Bulan Ramadhan, satu bulan yang mulia dibandingkan bulan-bulan lainnya. Hamba-hamba Nya bisa memperoleh banyak keutamaan. Membuat insan semakin takwa, perisai dari api neraka, bulan penuh ampunan, puasa menjadi syafaat kepada hamba yang berpuasa, menahan syahwat, mendapat surga dari pintu Arrayan dan doanya InsyaAllah dikabulkan, Lailatul Qadar.
Karena keutamaan yang luar biasa itu, umat Islam menyambut kedatangannya penuh suka cita. Namun, bulan Ramadan kemarin menjadikan aku sedih. Tak bisa beribadah puasa di saat lainnya berpuasa.
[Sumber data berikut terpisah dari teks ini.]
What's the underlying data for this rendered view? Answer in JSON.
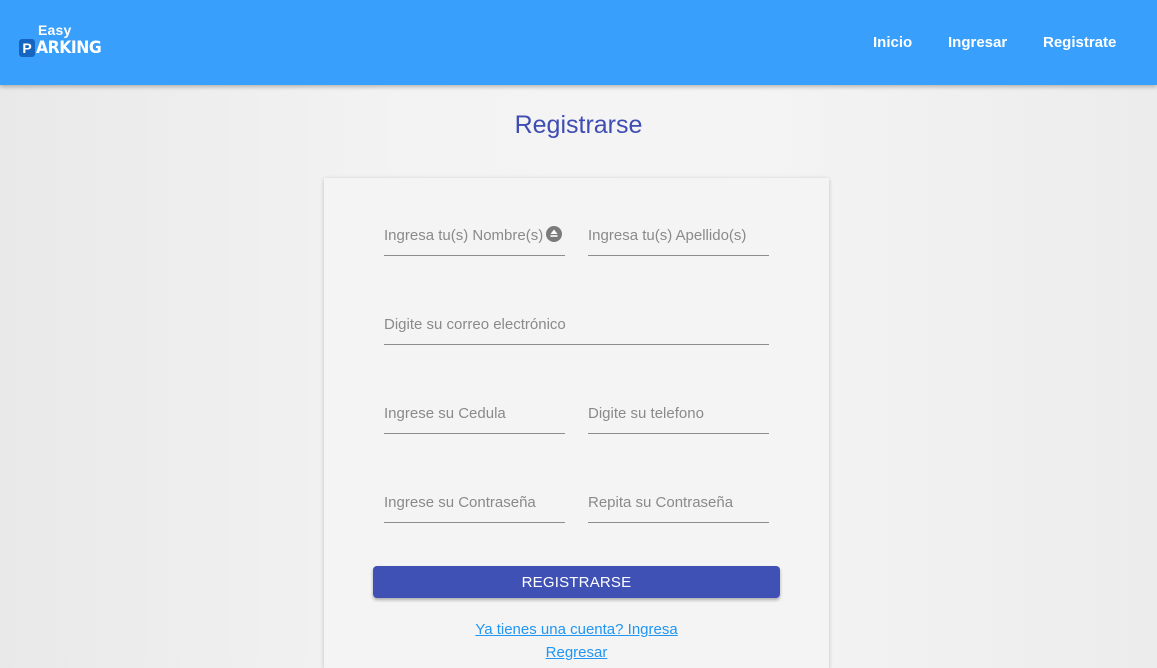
{
  "header": {
    "logo_top": "Easy",
    "logo_p": "P",
    "logo_rest": "ARKING",
    "nav": [
      {
        "label": "Inicio"
      },
      {
        "label": "Ingresar"
      },
      {
        "label": "Registrate"
      }
    ],
    "background": "#399ffd"
  },
  "page": {
    "title": "Registrarse",
    "title_color": "#3f4db3"
  },
  "form": {
    "nombre_placeholder": "Ingresa tu(s) Nombre(s)",
    "apellido_placeholder": "Ingresa tu(s) Apellido(s)",
    "correo_placeholder": "Digite su correo electrónico",
    "cedula_placeholder": "Ingrese su Cedula",
    "telefono_placeholder": "Digite su telefono",
    "password_placeholder": "Ingrese su Contraseña",
    "password_repeat_placeholder": "Repita su Contraseña",
    "submit_label": "REGISTRARSE",
    "submit_color": "#3f51b5",
    "login_link": "Ya tienes una cuenta? Ingresa",
    "back_link": "Regresar",
    "autofill_icon": "contact-card-icon"
  }
}
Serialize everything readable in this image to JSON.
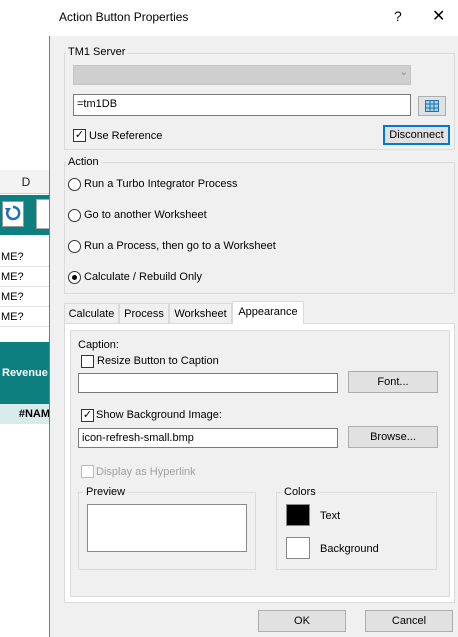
{
  "sheet": {
    "column_header": "D",
    "rows": [
      "ME?",
      "ME?",
      "ME?",
      "ME?"
    ],
    "revenue_label": "Revenue",
    "nam_label": "#NAM"
  },
  "dialog": {
    "title": "Action Button Properties",
    "help": "?",
    "close": "✕"
  },
  "tm1_server": {
    "legend": "TM1 Server",
    "server_combo_value": "",
    "reference_value": "=tm1DB",
    "use_reference_label": "Use Reference",
    "use_reference_checked": "✓",
    "disconnect_label": "Disconnect"
  },
  "action": {
    "legend": "Action",
    "options": [
      "Run a Turbo Integrator Process",
      "Go to another Worksheet",
      "Run a Process, then go to a Worksheet",
      "Calculate / Rebuild Only"
    ],
    "selected": "Calculate / Rebuild Only"
  },
  "tabs": [
    "Calculate",
    "Process",
    "Worksheet",
    "Appearance"
  ],
  "active_tab": "Appearance",
  "appearance": {
    "caption_label": "Caption:",
    "resize_label": "Resize Button to Caption",
    "caption_value": "",
    "font_button": "Font...",
    "show_bg_label": "Show Background Image:",
    "show_bg_checked": "✓",
    "bg_image_value": "icon-refresh-small.bmp",
    "browse_button": "Browse...",
    "hyperlink_label": "Display as Hyperlink",
    "preview_legend": "Preview",
    "colors_legend": "Colors",
    "text_color_label": "Text",
    "text_color": "#000000",
    "background_color_label": "Background",
    "background_color": "#ffffff"
  },
  "footer": {
    "ok": "OK",
    "cancel": "Cancel"
  }
}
Asam lambung tinggi dan mengalami gangguan cemas berdampak pada pencapaian puasa tahun kemarin. Terpaksa fidyah kubayarkan karena perut dan lambung panas. Membuat keringat dingin, dada berdebar-debar, mudah capek dan khawatir terjadi sesuatu jika aku berpuasa.
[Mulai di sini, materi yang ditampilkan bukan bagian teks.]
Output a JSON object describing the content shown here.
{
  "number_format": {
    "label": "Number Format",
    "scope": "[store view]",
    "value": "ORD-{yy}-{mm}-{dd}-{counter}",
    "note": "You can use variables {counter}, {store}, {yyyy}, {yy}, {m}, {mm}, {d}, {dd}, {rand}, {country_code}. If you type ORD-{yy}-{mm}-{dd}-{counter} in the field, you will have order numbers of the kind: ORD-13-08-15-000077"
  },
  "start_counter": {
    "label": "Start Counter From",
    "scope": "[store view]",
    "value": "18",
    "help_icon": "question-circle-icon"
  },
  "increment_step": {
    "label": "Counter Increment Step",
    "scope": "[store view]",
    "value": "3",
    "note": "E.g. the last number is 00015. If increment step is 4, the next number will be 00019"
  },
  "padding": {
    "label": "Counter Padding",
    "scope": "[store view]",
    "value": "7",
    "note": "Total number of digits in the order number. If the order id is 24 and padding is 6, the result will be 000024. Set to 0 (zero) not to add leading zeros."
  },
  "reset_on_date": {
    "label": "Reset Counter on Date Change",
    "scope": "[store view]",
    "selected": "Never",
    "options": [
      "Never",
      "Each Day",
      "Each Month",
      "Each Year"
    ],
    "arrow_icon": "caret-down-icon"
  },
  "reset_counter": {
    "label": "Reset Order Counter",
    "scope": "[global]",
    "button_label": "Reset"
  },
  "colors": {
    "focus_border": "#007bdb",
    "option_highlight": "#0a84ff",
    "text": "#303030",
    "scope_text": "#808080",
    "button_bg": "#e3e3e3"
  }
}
"Ibu, nanti ibu puasa apa?" Tanya anakku. Dia paham bahwa tahun kemarin ibunya tidak bisa puasa penuh. Ketika bedug Dhuhur tiba, aku berbuka. Sedih sebenarnya. Tetapi kondisi saat itu belum memungkinkan.
Tak kujawab pertanyaan putri keduaku. Malah kuajukan pertanyaan kepadanya.
"Lha kenapa, nak. Kok kamu tanya seperti itu?"
"Aku pingin tahu saja kok, Bu." Jawabnya pelan.
***
Sebenarnya ada kekhawatiran juga untuk berpuasa di tahun kedua aku menderita asam lambung tinggi dan gangguan cemas.
Kutanamkan di hati, bahwa Allah akan menguatkanku. Hingga bedug Maghrib tiba.